Na discussão sobre língua, para puxar a brasa à minha sardinha, uma coisa são as regras que constatamos ao estudar a capacidade humana da linguagem e cada uma das línguas particulares em que esta capacidade se organiza e manifesta, e outra coisa diferente é a norma ou normas linguísticas vigentes numa determinada sociedade. Quando digo que, no português europeu, a marca de plural toma a forma /ʃ/, /ʒ/ ou /z/ consoante o som que se lhe segue, estou a enunciar uma regra do primeiro tipo (leiam respetivamente ch, j e z, se vos atrapalham estes símbolos fonéticos e, se vos parecer estranho, atentem em como pronunciam o s a negrito em “as casas castanhas”, “as casas brancas” e “as casas azuis”). Mas, se alguém disser, por exemplo “não se deve dizer «pode-se dizer», deve dizer-se «pode dizer-se»” está a propor uma (discutível) regra do segundo tipo.
Quando se diz que uma regra referente ao mundo natural tem exceções, isso significa, em princípio, que essa regra não é uma verdadeira regra, mas sim uma pseudorregra simplificada – porque não se conhece a verdadeira regra ou por razões didáticas, por exemplo. Quando se diz que uma regra moral (em sentido lato, incluindo as leis) tem exceções, estamos a constatar que há quem não a respeite ou a acrescentar uma adenda à regra, uma regra suplementar: “esta regra pode não se respeitar nas seguintes condições:..”
A célebre máxima “as leis existem para ser violadas” não passa, ainda assim, a ter valor de verdade quando se constatam que existem, na maior parte dos casos, adendas às regras, que se percebem como exceções ou simplesmente desrespeito pontual das mesmas regras, pelos mais variados motivos. Ser violada não é finalidade de regra nenhuma nem seu constituinte necessário, é apenas um acidente extremamente frequente – se me perdoam a disparatada cacofonia…

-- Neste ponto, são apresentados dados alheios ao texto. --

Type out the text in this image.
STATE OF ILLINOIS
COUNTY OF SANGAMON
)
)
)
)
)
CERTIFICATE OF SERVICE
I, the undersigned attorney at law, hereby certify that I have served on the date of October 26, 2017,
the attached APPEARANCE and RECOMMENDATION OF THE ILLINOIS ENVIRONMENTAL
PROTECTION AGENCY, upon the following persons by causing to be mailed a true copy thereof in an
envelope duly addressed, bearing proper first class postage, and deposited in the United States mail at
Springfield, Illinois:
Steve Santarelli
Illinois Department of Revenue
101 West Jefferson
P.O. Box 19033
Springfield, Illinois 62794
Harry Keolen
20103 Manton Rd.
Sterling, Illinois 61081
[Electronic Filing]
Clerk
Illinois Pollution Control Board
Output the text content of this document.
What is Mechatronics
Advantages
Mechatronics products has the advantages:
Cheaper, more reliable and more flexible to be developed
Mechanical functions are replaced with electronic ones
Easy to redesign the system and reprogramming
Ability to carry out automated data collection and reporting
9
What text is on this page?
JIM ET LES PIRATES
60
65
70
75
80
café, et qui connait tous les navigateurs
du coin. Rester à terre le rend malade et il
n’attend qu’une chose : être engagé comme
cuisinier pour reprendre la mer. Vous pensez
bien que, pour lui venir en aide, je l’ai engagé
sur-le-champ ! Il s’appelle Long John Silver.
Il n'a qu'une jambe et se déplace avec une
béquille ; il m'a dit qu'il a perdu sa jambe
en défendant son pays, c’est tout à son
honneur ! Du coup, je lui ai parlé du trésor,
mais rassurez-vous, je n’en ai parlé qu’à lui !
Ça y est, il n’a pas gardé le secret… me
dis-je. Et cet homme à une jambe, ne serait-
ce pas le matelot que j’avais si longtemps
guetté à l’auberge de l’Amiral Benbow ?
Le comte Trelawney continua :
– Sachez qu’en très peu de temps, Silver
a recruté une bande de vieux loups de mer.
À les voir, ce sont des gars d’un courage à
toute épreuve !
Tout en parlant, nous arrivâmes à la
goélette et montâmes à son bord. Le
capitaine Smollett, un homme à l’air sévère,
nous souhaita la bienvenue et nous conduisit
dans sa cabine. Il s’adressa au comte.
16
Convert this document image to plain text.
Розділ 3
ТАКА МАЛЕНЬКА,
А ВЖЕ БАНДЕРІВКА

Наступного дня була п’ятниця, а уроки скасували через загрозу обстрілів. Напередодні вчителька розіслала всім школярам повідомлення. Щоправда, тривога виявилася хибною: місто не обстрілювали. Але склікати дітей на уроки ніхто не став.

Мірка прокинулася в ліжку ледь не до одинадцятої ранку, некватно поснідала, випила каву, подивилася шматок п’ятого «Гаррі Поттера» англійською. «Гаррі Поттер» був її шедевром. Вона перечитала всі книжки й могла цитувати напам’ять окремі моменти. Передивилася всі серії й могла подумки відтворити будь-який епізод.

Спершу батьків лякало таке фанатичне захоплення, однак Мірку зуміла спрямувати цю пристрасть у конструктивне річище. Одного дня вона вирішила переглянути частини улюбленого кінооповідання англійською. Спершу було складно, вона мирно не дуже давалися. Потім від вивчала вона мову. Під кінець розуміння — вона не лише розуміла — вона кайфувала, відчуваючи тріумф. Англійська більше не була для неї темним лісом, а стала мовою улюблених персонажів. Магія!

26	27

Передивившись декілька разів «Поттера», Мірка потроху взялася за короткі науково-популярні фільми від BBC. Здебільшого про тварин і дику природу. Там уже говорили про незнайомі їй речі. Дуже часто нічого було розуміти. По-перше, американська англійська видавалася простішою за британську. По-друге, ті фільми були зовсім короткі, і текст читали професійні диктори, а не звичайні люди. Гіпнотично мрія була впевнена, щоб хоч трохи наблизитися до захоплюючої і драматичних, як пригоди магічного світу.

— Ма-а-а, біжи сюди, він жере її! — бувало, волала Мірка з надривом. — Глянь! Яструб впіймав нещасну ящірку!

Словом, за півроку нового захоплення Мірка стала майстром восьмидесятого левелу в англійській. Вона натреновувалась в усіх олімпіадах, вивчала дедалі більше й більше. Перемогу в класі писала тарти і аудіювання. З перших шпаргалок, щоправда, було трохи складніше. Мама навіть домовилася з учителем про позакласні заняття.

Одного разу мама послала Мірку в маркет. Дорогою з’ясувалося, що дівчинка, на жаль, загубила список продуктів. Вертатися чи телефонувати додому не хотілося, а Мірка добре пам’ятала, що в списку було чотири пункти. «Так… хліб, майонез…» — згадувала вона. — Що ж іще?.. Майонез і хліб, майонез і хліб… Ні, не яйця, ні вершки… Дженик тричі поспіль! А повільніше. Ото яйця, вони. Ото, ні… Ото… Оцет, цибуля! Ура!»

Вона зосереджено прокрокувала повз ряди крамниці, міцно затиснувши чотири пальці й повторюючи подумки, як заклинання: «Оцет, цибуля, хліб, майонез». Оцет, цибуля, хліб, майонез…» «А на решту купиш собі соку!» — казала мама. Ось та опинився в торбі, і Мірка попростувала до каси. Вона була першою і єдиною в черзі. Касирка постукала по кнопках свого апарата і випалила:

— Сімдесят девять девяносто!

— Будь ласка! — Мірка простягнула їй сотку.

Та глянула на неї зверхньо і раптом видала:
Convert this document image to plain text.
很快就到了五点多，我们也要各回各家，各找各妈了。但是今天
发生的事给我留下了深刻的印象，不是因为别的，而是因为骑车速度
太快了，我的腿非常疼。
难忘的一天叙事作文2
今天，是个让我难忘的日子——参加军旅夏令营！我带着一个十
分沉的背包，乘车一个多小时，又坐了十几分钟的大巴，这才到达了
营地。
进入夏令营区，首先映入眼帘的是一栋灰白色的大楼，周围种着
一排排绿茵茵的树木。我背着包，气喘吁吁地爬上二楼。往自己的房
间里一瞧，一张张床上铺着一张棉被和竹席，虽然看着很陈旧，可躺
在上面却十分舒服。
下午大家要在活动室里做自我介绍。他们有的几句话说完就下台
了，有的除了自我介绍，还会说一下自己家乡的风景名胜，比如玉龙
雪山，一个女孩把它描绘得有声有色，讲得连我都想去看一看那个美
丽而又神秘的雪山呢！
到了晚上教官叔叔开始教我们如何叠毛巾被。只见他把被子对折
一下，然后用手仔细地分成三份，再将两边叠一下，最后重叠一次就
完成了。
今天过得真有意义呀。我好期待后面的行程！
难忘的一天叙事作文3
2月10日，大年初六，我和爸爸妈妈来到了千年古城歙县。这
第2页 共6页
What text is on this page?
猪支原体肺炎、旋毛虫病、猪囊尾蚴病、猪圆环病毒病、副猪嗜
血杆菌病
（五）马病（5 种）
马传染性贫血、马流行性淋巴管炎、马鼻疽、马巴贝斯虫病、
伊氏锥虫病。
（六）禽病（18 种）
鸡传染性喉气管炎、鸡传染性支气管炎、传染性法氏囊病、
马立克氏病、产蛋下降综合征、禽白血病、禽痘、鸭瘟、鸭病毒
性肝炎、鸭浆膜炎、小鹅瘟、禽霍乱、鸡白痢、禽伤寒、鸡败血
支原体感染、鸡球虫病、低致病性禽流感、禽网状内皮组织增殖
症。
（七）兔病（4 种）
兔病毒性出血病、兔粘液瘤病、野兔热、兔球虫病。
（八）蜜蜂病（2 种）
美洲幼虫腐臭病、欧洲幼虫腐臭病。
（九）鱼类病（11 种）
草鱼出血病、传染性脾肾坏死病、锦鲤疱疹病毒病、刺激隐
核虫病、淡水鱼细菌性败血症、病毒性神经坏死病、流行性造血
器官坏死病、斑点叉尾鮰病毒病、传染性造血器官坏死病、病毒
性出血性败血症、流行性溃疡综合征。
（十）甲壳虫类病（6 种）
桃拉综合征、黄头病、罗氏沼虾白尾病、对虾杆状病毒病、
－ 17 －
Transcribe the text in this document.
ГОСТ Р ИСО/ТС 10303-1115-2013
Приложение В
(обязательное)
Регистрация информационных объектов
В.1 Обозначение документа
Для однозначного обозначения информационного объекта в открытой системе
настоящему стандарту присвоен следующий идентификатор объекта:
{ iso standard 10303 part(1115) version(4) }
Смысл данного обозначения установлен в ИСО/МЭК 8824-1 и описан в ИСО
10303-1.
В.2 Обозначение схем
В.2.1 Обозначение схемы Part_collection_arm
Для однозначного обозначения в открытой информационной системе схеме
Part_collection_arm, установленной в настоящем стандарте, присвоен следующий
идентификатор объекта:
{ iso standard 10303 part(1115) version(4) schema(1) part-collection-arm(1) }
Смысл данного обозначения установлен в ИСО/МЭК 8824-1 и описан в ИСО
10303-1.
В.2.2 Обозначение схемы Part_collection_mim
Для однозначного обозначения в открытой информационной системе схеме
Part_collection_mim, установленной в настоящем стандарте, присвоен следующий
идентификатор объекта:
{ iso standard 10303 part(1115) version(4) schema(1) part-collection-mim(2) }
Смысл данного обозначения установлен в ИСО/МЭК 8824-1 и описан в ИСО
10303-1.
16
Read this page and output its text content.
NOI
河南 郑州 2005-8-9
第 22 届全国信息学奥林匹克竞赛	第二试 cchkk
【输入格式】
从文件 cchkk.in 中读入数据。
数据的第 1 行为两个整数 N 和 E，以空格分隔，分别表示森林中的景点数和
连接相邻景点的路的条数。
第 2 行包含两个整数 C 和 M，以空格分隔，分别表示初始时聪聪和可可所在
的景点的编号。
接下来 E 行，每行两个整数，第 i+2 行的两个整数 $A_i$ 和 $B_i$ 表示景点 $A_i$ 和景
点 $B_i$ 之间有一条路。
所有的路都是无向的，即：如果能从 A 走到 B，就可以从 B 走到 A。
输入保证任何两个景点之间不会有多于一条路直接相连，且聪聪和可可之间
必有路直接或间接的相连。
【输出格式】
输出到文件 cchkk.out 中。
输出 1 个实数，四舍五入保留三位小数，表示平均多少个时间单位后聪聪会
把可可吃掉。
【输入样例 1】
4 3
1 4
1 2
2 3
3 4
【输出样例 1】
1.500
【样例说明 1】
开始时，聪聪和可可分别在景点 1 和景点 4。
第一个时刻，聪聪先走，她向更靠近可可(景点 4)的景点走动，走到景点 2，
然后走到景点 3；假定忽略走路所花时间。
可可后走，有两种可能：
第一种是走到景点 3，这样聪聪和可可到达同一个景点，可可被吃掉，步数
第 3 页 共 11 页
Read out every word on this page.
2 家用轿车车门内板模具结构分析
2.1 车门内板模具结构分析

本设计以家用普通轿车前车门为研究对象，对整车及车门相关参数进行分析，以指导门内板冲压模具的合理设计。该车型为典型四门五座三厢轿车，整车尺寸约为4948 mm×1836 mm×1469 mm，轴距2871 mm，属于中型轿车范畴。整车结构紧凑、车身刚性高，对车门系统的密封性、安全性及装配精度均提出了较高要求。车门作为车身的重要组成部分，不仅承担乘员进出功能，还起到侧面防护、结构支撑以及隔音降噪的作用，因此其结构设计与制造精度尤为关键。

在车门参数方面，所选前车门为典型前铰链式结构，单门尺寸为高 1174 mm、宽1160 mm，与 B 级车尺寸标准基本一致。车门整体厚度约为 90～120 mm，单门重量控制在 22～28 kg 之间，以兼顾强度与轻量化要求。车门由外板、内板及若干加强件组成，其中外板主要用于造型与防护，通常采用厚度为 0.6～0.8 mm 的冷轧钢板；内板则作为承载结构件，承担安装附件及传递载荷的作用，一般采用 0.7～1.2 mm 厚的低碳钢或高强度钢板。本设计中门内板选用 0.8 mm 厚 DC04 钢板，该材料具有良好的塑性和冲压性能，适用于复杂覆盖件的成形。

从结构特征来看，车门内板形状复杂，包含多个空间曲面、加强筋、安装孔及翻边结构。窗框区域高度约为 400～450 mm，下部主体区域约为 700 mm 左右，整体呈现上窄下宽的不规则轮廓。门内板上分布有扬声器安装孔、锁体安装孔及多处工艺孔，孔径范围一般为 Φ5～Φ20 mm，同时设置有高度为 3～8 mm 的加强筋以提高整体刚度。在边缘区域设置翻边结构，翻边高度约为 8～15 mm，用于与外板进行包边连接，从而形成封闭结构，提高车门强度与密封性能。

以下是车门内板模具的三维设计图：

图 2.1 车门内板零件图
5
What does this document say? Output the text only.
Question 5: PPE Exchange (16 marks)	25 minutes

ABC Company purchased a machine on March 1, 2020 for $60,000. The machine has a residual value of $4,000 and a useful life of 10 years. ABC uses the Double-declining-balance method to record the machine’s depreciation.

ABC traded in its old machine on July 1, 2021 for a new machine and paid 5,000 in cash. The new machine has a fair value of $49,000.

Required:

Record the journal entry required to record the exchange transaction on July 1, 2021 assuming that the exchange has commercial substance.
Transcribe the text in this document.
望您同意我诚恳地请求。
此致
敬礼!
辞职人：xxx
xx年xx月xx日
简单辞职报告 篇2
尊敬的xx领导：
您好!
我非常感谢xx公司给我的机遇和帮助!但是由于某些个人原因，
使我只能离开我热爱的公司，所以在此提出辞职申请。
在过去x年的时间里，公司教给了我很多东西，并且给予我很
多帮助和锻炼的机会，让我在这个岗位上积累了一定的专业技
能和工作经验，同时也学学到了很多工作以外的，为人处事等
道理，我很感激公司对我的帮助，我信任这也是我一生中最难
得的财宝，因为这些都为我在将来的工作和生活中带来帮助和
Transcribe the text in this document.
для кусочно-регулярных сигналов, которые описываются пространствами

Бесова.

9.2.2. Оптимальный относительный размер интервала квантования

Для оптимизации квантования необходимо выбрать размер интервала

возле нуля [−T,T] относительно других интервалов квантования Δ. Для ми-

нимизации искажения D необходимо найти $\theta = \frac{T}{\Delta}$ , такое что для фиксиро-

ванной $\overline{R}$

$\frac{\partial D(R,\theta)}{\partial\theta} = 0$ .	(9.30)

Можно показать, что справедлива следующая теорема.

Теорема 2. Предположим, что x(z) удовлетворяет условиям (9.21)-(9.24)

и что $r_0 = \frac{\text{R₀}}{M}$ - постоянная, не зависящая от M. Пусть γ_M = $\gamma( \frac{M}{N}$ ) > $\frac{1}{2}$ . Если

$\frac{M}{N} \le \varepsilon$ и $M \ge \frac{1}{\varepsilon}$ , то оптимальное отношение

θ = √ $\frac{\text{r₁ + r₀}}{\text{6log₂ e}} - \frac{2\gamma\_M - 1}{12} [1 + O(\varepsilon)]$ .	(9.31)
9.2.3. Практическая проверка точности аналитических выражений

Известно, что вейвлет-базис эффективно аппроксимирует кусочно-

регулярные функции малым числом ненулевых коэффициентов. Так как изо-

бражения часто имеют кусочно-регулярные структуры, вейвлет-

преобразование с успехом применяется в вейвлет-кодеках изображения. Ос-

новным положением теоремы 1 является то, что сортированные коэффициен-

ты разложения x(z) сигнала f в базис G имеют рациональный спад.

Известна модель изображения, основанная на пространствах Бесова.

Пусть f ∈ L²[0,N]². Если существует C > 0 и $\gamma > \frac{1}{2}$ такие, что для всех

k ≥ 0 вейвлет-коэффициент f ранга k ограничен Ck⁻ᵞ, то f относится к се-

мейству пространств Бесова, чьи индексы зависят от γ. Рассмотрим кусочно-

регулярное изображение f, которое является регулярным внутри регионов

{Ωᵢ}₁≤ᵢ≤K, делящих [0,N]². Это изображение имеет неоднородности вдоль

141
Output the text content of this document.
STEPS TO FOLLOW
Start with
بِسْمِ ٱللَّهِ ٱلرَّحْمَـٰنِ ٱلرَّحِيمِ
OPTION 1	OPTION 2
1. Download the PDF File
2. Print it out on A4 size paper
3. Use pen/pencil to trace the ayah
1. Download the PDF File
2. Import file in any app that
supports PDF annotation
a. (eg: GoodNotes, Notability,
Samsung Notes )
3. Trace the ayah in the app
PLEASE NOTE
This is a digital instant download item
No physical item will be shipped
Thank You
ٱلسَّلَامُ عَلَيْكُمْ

Parece-me claro que, para a maior parte das regras – mesmo para as leis escritas –, se pressupõe, ou deveria pressupor-se, que deve ser o bom senso a imperar na sua aplicação. Eu, por exemplo, tenho para mim que a regra de não atravessar a rua quanto o sinal está vermelho só se deve de facto respeitar quando se verifica pelo menos uma de três condições: i) haver crianças por perto ou outras pessoas que ainda estão a aprender a interiorizar a regra, porque senão aprendem o que não devem; ii) haver veículos a circular na faixa de rodagem, porque senão pode ser-se atropelado ou causar acidente; e iii) haver por perto algum agente da autoridade, porque senão pode ser-se multado ou punido de outra forma. De resto, não há razão para não atravessar.
Como dizia uma amiga minha, se é importante, ao educar uma criança, ser firme na imposição de regras (para a criança interiorizar o conceito de regra e, em certos casos, para aprender as regras em questão; e ainda, numa perspetiva mais imediata, para facilitar a vida aos educadores e à própria criança), também é importante abrir uma por outra vez exceções às regras impostas, para a criança aprender que uma regra não deixa de o ser quando é esporadicamente desrespeitada.